Competition between UN agencies for limited funds, sometimes involving donors, hampered the UN in responding cohesively as "one organization" to help countries develop climate change programmes, said a senior official.

In a session on the sidelines of the UN climate change talks in Cancun, Mexico, on how the UN system has been taking action to help countries adapt to the adverse effects of climate change and manage climate-related risks, Stanlake Samkange, the UN World Food Programme (WFP) country director in Uganda, spoke candidly about his experience in the East African country.

"It is a matter of urgency that the proposal for a UN Multi-donor Fund for climate change programmes [by UN agencies] be approved so most of these problems will be resolved," he told IRIN. The modalities for the global UN fund were still being worked out at the UN headquarters in New York.

Uganda is the only country besides Ethiopia where the UN runs a programme with the government to address the impact of climate change, said Samkange, who is also joint coordinator of the initiative.

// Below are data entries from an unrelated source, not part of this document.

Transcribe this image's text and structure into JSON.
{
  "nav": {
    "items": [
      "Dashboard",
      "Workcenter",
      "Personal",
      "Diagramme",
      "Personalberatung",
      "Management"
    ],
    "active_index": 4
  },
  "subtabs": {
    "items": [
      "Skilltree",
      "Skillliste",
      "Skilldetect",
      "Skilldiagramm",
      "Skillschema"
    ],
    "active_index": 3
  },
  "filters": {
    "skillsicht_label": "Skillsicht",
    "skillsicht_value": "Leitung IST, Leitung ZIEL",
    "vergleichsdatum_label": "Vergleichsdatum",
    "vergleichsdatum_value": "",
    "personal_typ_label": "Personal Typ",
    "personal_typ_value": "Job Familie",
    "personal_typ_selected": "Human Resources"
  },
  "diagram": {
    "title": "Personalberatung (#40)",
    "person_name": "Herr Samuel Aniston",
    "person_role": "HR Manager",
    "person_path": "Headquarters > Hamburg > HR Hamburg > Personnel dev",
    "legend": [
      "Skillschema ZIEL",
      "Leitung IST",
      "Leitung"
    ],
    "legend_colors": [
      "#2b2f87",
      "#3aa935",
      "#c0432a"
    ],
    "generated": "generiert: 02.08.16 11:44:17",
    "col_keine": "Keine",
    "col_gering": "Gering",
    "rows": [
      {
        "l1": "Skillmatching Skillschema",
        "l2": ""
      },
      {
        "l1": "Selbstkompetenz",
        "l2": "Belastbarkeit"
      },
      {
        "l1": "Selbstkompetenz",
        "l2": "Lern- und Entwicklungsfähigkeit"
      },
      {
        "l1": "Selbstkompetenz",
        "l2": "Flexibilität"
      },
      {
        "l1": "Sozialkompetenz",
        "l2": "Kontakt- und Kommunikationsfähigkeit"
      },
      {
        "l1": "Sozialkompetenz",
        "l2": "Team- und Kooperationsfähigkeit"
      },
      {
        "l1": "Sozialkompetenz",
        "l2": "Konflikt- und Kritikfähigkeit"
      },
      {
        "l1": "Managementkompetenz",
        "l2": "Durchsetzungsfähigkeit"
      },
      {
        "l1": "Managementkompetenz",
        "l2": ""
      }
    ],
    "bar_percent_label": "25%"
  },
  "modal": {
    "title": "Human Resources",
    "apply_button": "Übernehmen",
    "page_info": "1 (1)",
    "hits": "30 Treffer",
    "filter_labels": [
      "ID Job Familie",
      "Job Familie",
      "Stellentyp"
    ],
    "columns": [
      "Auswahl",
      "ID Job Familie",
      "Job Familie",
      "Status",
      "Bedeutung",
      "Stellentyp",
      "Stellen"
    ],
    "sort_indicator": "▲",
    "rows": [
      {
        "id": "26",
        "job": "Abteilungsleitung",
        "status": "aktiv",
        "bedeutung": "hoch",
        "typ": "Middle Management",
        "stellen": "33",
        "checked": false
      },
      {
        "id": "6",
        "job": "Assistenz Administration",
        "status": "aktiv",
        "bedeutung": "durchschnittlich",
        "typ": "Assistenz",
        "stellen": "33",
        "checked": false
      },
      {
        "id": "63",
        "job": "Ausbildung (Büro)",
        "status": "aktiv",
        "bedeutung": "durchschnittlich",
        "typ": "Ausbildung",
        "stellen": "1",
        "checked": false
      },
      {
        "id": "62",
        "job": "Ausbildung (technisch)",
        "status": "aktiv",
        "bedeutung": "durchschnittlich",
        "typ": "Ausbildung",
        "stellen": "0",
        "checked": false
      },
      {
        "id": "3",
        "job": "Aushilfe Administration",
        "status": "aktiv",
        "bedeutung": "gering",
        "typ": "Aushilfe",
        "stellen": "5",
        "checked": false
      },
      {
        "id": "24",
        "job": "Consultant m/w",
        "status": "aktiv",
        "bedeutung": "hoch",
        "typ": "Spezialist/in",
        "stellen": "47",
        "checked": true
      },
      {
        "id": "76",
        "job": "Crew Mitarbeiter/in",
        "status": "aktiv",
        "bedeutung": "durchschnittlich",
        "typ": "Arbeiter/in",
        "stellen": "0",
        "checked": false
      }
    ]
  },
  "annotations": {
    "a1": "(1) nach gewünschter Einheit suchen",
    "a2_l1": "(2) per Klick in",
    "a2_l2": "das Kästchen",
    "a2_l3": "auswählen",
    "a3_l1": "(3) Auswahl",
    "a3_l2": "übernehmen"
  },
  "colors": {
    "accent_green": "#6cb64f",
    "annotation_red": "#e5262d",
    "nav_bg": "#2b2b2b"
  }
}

He said "temptation" on the part of some UN agencies to raise funds on their own, and efforts by some donors to "try to separate us" because of their own agendas, created problems initially for the agencies.

Samkange said his agency had been offered funds for a climate change adaptation programme on condition that it was run exclusively by WFP, but he turned it down as elements of the project fell within the mandate of the UN Food and Agriculture Organization (FAO). "We took a position that we would not get distracted by any money thrown our way."

Anote Tong, President of Kiribati, who chaired the session, remarked that sometimes even countries had been caught between competing UN agencies.

As part of Uganda's climate change programme, WFP is shifting focus to food security, Samkange said. The agency has been running a food aid programme for the past 40 years in Karamoja - a semi-arid region in northeastern Uganda that has faced at least 14 droughts in 25 years. "Our emergency programme in Karamoja will come to an end this year [2010] and we will spend our funds on development projects," Samkange said.

Other problems


Representatives from other leading UN agencies - including the UN Development Programme (UNDP), the UN World Meteorological Organization (WMO), the UN Human Settlements Programme (UN-Habitat), and the UN International Strategy for Disaster Reduction - told the session that efforts were being made to work in a concerted manner.

WMO Secretary-General Michel Jarraud said it was important to build a sound information bank to assist any programme aimed at addressing the impacts of climate change.

By 2030 most people in all developing countries will live in urban areas, according to UN Population Fund (UNFPA) projections. UN-Habitat estimated that the slum population in Sub-Saharan countries had doubled between 1990 and 2005, when it reached 200 million

Auxmite Gebre-Egziabher of UN-Habitat noted that policy-makers often neglected urban settlements, particularly slums, although these areas were among the most vulnerable to climate-related risks.

Most of the urban poor end up living on the fringes of cities and towns along the coast, on river banks or beside river beds exposed to flooding and storms. The floods in Pakistan, which displaced several million urban poor living along the Indus River and its tributaries, were a vivid reminder.

Gebre-Egziabher suggested that "We need to conduct city-wide vulnerability assessments to enhance the resilience of slum settlements."